Wir hatten uns das so schön vorgestellt: randvoll mit Segen aufgeladen von Lourdes nach Nordenham weiterreisen, um dort selbst "ein Segen zu sein", wie Gott es dem Abraham verheißen hat (Gen 12,2). Das "wie" war, bezogen auf den zweiten Teil des Plans, natürlich noch etwas unklar, nachdem uns der Diakon der Pfarrei St. Willehad bereits im Vorfeld auf unser Angebot hin, uns - beispielsweise mit Vorträgen zu geistlichen Themen - in das sommerliche Veranstaltungsangebot der Pfarrei "einzubringen", lakonisch mitgeteilt hatte, daran bestehe kein Bedarf. Doch dazu ein andermal mehr. Am Tag nach unserer Ankunft statteten wir der Kirche St. Willehad jedenfalls einen ersten Besuch ab und beteten dort die Terz. Und einen weiteren Tag später war dann ja schon Sonntag. Der 17. Sonntag im Jahreskreis.
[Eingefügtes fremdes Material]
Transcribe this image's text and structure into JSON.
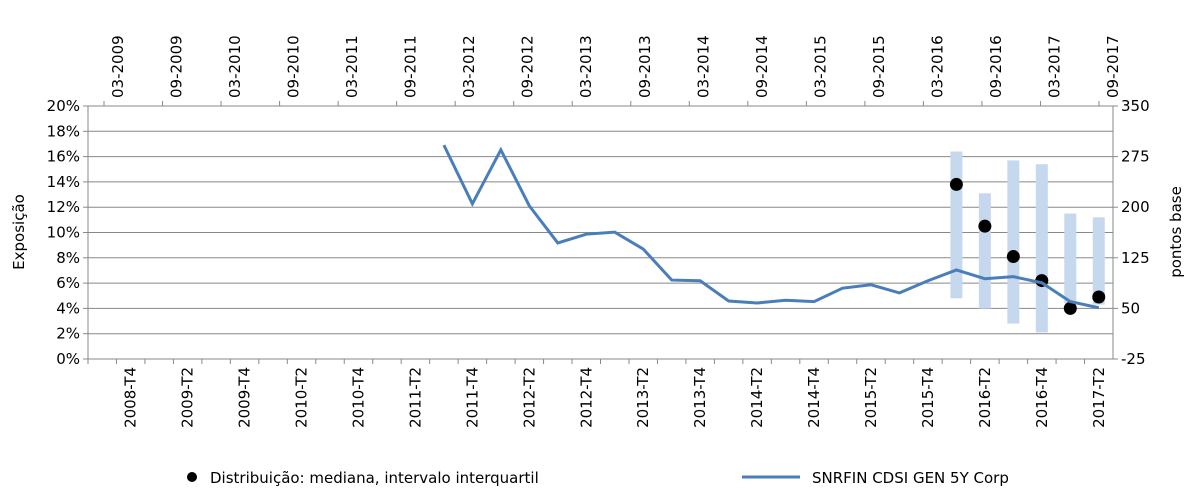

Selbstverständlich erschienen wir zur Sonntagsmesse, und diese war auch insgesamt sehr gut besucht. Etwas misstrauisch registrierte ich Körbe mit Brotstücken im Altarraum; aber wenngleich ich aus der Ära Bögershausen ja nun allerlei Kummer gewöhnt bin, hätte ich mir nicht (alb-)träumen lassen, wofür diese tatsächlich gedacht waren. Doch ich will mir nicht vorgreifen. Halten wir zunächst mal fest: Wenn die liturgischen Dienste (sprich: Lektorin und Kommunionhelferin) gemeinsam mit Priester und Ministranten einziehen und der Priester keine Kasel, sondern nur Albe und Stola trägt, dann weiß man in der Regel schon, woher der Wind weht.
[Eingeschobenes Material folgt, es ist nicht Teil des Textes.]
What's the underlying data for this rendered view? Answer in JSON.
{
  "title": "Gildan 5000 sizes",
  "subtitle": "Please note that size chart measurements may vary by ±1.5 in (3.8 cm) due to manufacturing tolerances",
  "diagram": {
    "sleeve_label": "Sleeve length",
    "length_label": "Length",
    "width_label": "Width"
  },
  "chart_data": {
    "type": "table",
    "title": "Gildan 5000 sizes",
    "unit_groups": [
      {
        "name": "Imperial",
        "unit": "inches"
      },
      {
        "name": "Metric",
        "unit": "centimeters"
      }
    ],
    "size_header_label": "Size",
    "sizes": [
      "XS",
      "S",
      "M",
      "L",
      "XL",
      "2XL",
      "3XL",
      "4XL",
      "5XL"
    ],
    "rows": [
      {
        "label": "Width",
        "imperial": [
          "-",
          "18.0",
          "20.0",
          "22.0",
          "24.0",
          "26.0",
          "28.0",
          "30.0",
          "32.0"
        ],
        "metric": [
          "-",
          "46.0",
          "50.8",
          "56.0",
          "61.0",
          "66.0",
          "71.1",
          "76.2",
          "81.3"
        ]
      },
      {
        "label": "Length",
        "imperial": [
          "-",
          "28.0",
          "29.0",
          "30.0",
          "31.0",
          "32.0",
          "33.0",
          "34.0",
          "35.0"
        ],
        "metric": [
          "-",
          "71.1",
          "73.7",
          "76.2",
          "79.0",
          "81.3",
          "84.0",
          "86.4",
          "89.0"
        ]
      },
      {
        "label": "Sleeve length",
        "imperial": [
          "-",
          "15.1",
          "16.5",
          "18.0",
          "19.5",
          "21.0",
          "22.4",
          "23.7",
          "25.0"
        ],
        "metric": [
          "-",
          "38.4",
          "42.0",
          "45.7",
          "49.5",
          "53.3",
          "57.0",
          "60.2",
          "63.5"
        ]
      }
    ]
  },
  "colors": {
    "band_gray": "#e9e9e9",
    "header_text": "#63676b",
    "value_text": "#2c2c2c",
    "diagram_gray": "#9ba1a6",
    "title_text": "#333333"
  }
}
(Man halte das bitte nicht für banal, besonders soweit es die Kleidung des Priesters betrifft. Die Kasel betont nicht nur das besondere Amt des Priesters, sondern gleichzeitig die Unterwerfung seiner Person unter ebendieses Amt, verstanden als das "Joch Christi" [vgl. Mt 11,30]. Anders ausgedrückt, die individuelle Person des Priesters soll gewissermaßen unter der Kasel "verschwinden". Nicht umsonst wird beim Anlegen der Kasel in der Sakristei ein Ankleidegebet gesprochen. Es erscheint durchaus folgerichtig, dass - wie sich vielfach beobachten lässt - Priester, die bei der Zelebration der Messe keine Kasel tragen, sich auch sonst damit schwertun, ihre Individualität dem Gehorsam gegenüber der Kirche unterzuordnen.)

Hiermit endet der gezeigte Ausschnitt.